Wednesday, February 2, 2011

Shelby County voting rights case debated in Washington courtroom

WASHINGTON -- Lawyers for Shelby County asked a federal judge in Washington today to declare two key parts of the Voting Rights Act unconstitutional because Congress relied on old voting statistics when it extended the historic civil rights law for another 25 years.
The case, likely to wind up in the U.S. Supreme Court, attracted a big crowd as lawyers debated whether certain parts of the country, including Alabama, would backslide into endangering the rights of minority voters if the Justice Department were no longer looking over their shoulder. All or part of 16 states have been subject to federal oversight since 1965, and the formula for how those states were chosen was based on voter registration and turnout statistics from that time.
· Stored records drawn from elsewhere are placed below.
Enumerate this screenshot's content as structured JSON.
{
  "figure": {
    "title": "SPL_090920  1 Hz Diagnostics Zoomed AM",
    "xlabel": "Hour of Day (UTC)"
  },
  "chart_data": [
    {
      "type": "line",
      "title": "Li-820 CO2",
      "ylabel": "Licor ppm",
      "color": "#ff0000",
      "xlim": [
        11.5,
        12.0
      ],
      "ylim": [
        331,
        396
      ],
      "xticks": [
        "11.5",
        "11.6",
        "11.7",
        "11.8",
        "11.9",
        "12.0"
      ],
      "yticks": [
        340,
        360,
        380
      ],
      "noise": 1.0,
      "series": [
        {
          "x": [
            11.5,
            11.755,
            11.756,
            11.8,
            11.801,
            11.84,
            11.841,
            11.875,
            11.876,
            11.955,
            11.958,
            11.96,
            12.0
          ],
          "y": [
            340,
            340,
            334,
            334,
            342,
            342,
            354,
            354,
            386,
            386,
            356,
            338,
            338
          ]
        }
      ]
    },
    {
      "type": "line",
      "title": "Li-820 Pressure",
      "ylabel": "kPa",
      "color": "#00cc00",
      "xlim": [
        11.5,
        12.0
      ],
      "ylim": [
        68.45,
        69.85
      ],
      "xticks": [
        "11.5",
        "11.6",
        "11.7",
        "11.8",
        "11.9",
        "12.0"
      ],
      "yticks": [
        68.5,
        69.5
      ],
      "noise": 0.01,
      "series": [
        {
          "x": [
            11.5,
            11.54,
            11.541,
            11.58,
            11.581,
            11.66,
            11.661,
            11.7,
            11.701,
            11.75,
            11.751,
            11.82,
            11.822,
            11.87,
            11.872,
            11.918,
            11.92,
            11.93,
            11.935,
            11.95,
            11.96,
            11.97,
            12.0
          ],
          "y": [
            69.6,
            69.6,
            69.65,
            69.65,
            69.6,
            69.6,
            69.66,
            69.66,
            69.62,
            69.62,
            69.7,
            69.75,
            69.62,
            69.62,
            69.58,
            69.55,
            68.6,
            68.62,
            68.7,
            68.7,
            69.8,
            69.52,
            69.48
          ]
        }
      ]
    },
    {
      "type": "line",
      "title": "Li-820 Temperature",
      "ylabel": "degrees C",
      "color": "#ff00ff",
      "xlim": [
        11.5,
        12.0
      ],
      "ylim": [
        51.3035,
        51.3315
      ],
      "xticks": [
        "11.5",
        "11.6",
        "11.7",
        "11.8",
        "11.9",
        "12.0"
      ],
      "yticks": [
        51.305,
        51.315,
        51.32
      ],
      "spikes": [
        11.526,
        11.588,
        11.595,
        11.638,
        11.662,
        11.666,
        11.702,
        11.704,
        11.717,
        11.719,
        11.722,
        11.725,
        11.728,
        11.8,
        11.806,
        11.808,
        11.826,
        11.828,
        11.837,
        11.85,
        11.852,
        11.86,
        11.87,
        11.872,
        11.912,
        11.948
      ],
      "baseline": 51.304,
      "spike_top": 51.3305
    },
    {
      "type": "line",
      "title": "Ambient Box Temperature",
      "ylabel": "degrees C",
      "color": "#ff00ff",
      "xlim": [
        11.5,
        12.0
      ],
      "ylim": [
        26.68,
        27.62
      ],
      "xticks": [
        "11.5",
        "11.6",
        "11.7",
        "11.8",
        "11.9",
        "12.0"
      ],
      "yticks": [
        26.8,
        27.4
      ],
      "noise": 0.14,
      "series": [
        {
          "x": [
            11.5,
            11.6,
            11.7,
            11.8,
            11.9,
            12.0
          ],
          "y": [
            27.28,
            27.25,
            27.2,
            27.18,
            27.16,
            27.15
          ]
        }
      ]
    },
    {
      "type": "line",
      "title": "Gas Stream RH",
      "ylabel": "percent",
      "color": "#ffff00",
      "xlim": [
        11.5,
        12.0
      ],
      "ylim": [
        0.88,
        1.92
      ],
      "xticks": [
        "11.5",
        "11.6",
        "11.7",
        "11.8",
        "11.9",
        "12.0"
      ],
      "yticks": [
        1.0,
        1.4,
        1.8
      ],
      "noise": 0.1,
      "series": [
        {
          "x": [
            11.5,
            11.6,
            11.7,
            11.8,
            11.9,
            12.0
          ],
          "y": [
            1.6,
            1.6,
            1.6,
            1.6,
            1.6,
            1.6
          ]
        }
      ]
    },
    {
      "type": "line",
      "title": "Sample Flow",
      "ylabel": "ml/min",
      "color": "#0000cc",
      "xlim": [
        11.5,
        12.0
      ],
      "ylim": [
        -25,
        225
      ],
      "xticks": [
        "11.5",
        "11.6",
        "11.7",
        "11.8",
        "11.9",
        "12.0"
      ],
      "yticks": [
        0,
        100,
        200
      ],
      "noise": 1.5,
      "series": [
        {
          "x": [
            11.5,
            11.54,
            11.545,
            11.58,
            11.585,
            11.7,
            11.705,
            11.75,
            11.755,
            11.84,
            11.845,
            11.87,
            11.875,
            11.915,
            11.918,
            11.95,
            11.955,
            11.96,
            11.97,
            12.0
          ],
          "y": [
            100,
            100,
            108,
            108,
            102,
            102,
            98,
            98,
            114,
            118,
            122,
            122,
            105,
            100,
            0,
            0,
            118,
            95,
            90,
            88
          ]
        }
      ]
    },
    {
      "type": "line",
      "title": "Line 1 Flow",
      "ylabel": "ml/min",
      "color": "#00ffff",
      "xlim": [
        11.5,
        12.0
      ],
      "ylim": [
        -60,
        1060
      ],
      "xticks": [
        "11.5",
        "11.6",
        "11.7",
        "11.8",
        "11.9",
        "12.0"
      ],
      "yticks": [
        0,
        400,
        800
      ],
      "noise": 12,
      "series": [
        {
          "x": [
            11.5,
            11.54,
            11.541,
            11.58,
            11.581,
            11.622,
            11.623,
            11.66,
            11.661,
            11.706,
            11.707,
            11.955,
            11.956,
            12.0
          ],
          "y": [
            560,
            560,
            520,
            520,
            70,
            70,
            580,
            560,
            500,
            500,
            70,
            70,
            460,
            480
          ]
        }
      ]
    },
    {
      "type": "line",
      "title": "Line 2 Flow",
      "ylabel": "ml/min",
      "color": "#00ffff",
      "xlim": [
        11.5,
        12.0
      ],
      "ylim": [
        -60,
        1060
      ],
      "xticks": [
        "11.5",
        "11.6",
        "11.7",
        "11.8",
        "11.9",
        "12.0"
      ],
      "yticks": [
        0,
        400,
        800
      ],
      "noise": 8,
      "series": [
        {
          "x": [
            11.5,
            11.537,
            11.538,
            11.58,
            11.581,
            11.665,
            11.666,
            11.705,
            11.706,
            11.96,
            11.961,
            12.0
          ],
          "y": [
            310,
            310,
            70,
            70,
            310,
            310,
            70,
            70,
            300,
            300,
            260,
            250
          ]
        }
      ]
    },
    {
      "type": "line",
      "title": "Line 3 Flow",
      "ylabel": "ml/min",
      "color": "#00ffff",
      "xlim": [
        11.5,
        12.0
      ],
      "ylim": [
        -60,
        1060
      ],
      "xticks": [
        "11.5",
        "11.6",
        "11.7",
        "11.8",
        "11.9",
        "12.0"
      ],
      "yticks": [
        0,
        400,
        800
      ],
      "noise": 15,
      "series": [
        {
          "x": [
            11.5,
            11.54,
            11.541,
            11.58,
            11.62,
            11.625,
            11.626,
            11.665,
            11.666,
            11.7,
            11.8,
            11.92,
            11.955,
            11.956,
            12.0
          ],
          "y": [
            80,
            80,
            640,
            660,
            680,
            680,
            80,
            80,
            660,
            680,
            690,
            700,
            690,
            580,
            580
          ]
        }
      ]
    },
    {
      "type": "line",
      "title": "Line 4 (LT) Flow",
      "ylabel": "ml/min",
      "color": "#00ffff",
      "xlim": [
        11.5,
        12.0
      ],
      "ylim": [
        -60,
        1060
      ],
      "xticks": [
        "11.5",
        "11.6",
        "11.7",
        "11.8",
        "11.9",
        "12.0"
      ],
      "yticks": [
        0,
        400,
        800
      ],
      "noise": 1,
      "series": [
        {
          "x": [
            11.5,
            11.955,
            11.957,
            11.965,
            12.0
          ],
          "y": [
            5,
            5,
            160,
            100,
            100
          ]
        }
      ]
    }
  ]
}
"The climate in the country was totally different," said Bert Rein, a lawyer for Shelby County. "It was a crisis."
But the Justice Department, as well as lawyers for black residents in Shelby County, argued that Congress correctly extended the law in 2006 after analyzing current examples of how some cities, counties and states still try to change their election systems in ways that disenfranchise minority voters.
"Certainly it was rational for Congress to choose to stay the course and continue to see Section 5 do the work necessary to root out discrimination," said Kristen Clarke with the NAACP Legal Defense Fund. Section 5 requires local and state governments in those 16 states to get Justice Department approval before making any voting related changes such as redrawing district lines.
U.S. District Judge John Bates of the District of Columbia aggressively questioned both teams of lawyers for about three hours and did not indicate when he will issue a ruling.
The Shelby County Commission authorized the lawsuit, and its lawyers are being paid by a nonprofit legal defense fund. The county's lawyer, Frank "Butch" Ellis was in the courtroom for the debate. Also in attendance were two of the black Shelby County residents who intervened in the case, Calera City Councilman Ernest Montgomery and Harry Jones.